Numerical simulation of and experimental study on effect of ring obstacles on detonation initiation and propagation

Shortening the distance and time of DDT (deflagration to detonation transition) stage is crucial in the development of PDE (pulse detonation engine). Shchelkin spiral has attracted much interest as an obstacle that disturbs free flow of combustible liquid/gaseous fuel mixture and consequently shortens the distance and time of DDT stage. But the 3D geometry of Shchelkin spiral makes numerical simulation very difficult. We use ring obstacles so that numerical simulation and experimental study can go hand in hand. In numerical simulation, unsteady 2D axisymmetric N-S (Navier-Stokes) equations and finite rate model for chemical reaction are used.
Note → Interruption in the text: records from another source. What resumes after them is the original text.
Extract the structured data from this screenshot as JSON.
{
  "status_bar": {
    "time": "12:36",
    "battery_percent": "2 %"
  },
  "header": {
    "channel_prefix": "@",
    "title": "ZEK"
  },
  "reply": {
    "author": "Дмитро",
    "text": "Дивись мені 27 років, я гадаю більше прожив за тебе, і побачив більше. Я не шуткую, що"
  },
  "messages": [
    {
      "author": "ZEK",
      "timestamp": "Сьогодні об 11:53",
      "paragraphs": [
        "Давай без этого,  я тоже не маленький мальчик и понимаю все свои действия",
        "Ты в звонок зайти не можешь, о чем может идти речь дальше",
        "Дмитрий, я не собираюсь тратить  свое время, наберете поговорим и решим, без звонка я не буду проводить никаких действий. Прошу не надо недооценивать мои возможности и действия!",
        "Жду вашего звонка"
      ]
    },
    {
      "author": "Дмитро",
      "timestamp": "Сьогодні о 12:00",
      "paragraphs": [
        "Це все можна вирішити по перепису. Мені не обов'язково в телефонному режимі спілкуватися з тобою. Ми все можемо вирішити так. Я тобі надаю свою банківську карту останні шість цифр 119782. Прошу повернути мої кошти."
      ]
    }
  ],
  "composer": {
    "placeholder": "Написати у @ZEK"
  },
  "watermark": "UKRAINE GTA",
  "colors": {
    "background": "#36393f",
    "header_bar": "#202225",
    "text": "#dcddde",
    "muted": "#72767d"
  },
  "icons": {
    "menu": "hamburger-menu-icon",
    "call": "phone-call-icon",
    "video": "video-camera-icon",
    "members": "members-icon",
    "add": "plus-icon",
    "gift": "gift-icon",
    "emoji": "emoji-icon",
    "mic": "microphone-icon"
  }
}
Near the thrust wall, high pressure and high temperature ignition zone initiates the detonation of mixture. Experiments are performed on the platform of a 60 mm I. D. (inside diameter) detonation tube. The simulations show that; (1) before detonation, reflection and focusing of shockwave produce local high temperature and high pressure zones in which chemical reactions become very fast and energy is released immediately; such zones can cause local constant volume explosion; (2) ring obstacles inside detonation tube can shorten time and distance of detonation initiation as compared with those in smooth detonation tube; when spacing interval of ring obstacles is increased from 40 mm to 60 mm, initiation time and distance become longer. Both simulations and experiments show that; (1) sudden increase of pressure during DDT process will not occur until flame has spread to a certain region upstream of the position where detonation wave forms; meanwhile two compression waves, which propagate in opposite directions, come into being, one is strengthened by combustion and detonates rapidly, but the other is weakened as a result of fuel lack; (2) detonation wave forms before detonation wave, and can combust the unburned mixture behind obstacles in deflagration zone.